- 2 tbsp plain flour
- 2 tbsp butter
- 250ml milk
- 50ml ale or stout
- 80g extra mature cheddar
- 1½ tsp English mustard
- 1 tsp Worcestershire sauce , plus extra to serve
- pinch cayenne pepper
- 1 tbsp vegetable or rapeseed oil , plus extra for the eggs if using
- 2 onions , halved and thinly sliced
- 1 tbsp light brown soft sugar
- 1 tbsp Marmite
- 4 chunky slices sourdough bread
- 2 eggs (optional)
- STEP 1
Put the flour, butter, milk, beer, cheese and mustard into a pan, set over a medium heat and stir with a whisk until thickened and smooth. Add the Worcestershire sauce and cayenne. Cover the surface with a piece of baking parchment or cling film to prevent a skin forming and set aside to cool. You can make the rarebit sauce up to three days before using (store in the fridge).
- STEP 2
Heat the oil in a frying pan.

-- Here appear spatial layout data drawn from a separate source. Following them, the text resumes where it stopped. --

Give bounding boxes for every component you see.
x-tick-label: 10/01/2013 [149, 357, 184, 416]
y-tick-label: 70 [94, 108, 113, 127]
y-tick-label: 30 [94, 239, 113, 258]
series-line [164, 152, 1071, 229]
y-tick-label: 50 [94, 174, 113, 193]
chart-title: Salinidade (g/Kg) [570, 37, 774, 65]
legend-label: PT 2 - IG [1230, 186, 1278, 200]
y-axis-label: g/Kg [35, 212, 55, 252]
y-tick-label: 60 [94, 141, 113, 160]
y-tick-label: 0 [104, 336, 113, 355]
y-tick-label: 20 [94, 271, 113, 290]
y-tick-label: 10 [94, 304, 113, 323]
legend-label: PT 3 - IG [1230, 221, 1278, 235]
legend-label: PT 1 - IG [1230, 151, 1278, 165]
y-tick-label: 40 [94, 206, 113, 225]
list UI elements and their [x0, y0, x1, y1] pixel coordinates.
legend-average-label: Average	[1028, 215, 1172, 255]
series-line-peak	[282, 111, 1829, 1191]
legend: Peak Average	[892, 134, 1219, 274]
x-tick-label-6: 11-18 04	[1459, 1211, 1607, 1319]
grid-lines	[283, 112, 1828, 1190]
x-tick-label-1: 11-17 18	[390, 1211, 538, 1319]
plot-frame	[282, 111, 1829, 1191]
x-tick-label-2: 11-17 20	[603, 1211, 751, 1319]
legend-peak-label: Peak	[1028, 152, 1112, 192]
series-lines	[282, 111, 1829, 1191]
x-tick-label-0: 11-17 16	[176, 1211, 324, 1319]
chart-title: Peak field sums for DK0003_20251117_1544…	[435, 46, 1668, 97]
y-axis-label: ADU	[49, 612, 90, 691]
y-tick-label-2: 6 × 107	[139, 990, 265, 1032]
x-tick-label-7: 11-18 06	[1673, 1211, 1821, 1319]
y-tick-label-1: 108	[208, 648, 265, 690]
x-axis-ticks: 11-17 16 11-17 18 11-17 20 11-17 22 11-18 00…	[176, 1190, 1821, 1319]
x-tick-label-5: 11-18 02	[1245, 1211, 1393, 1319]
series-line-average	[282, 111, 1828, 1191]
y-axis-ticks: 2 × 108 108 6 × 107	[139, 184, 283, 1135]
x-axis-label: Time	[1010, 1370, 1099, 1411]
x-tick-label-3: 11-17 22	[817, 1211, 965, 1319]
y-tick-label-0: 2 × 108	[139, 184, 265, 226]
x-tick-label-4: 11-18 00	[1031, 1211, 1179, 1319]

Cook the onions in the pan for 15-20 mins until caramelised. Add the sugar and Marmite to the onions and cook for another 2-3 mins until sticky, adding a splash of water if it looks dry.
- STEP 3
Toast the slices of bread lightly and heat the grill. If you’re serving with an egg, heat a frying pan with a drizzle of oil. Spread 2 slices of toast with the onions and top with half the rarebit mixture. Cover the remaining 2 slices of bread with the rest of the rarebit mixture. Place under the grill until bubbling (about 2-3 mins), then sandwich the slices together with the cheesy onions in the middle. While they’re cooking, fry the eggs to your liking. Top the sandwiches with a few shakes of Worcestershire sauce, a grinding of pepper and the eggs.